Sayın Talat Gönyeli’deki konuşmasında  “en önemlisi varılacak anlaşmanın güvenli bir barış olmasıdır. Bunu hedefliyoruz” demişti. Kıbrıs meselesini yaşamış olan bizlere göre 1960 Antlaşmalarından daha güvenli bir anlaşma düşünülemezdi. Böyle, garantilenmiş, iki eşit halkın ortaklığına dayalı bir düzenin yaşayabilmesi için Rum tarafının “bu anlaşmanın oluşabilmesi için biz Enosis’ten, Türkleri tahakküm altına almaktan gönüllü olarak vazgeçtik, bunda samimiyiz; Türkiye’nin Kıbrıs üzerindeki haklarının, Türk-Yunan dengesinin bozulmayacağını da benimsedik” demeleri gerekmez miydi? Bunu hiçbir zaman kabul etmediler, eşitliği ve Türkiye’nin Garantörlüğünü kabul etmediler.
Bugüne kadar bu liderlerden tek bir tanesi “biz yaptık, biz bulduk” diyerek 1963-74 yıllarında Türklere yaptıklarından nedamet getirdi mi? Bize yaptıkları ile yarattıkları yasa ve anayasa dışı ortamdan yararlanarak “Kıbrıs hükümeti” oldular; utanmadılar, AB’nin tüm ilkelerini çiğnedikleri halde AB üyeliğini elde etmek için her yalana, her desiseye tevessül ettiler ve bugün karşımızda “Kıbrıs’ın meşru hükümeti” olarak durmakta, Talat’tan sahte Cumhurbaşkanı veya işgal rejiminin Cumhurbaşkanı olarak bahsetmektedirler. Kilise daha geçenlerde “artık güçlüyüz, Enosis istediğimizi açıklayalım bu iş bitsin” diyebilmiştir.

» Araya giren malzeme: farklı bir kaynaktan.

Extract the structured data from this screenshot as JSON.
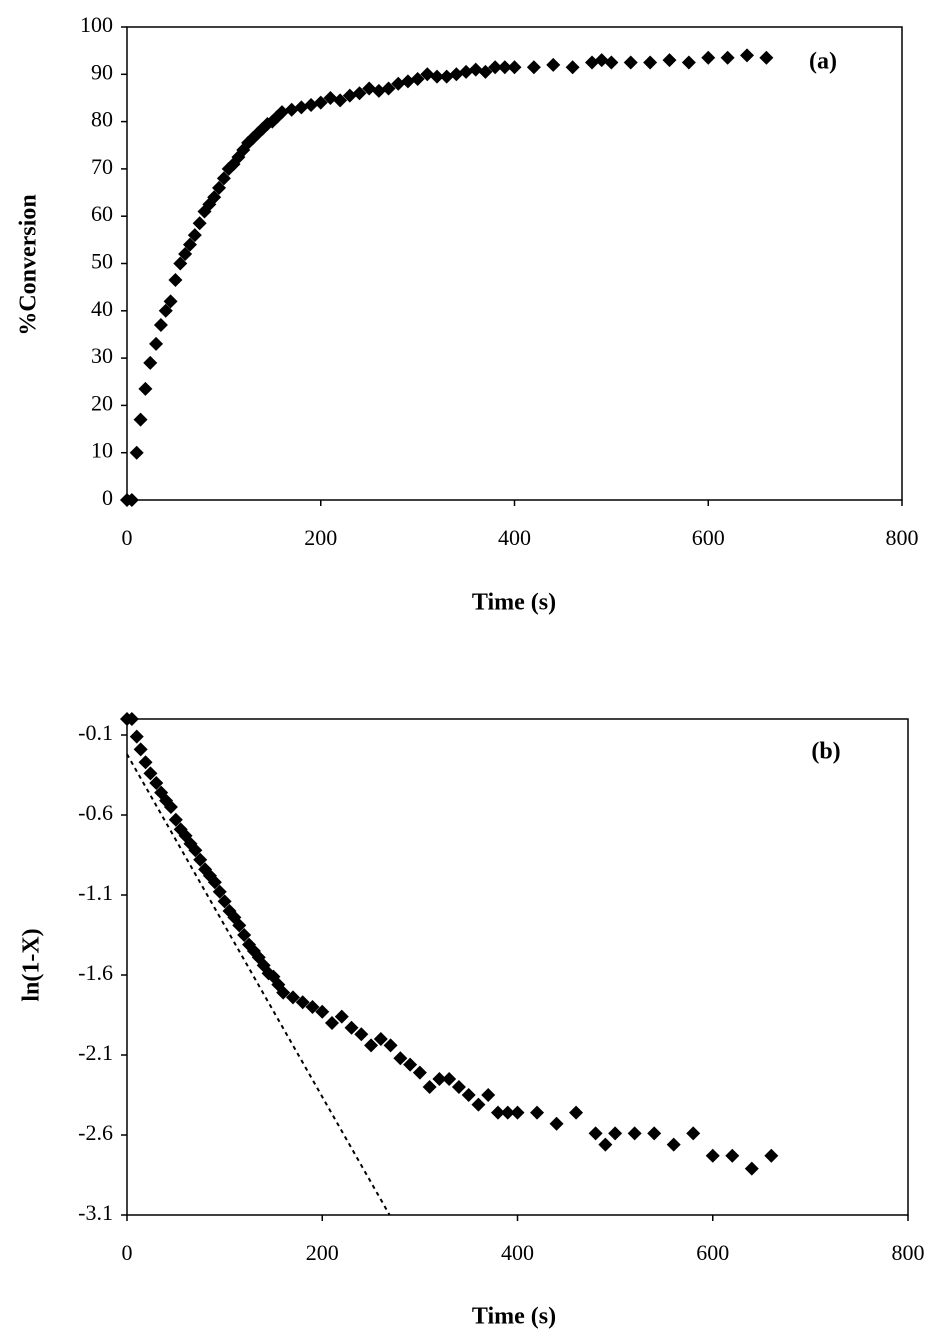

1960’dan daha güçlü bir güvenliğe ihtiyacımız vardır. Bunun formülü de bugünün Kıbrıs’ında vardır, bu da ayrı devlet, ayrı egemen halk ve bunlara dayalı hudutlar ile haklardır; Garantilerin devamıdır. Gerisi lâftan ibarettir ve acısını gelecek nesiller çekecek, tarih, 27 yaşına gelmiş bir devleti yok farz ederek anlaşma yapanları af etmeyecektir.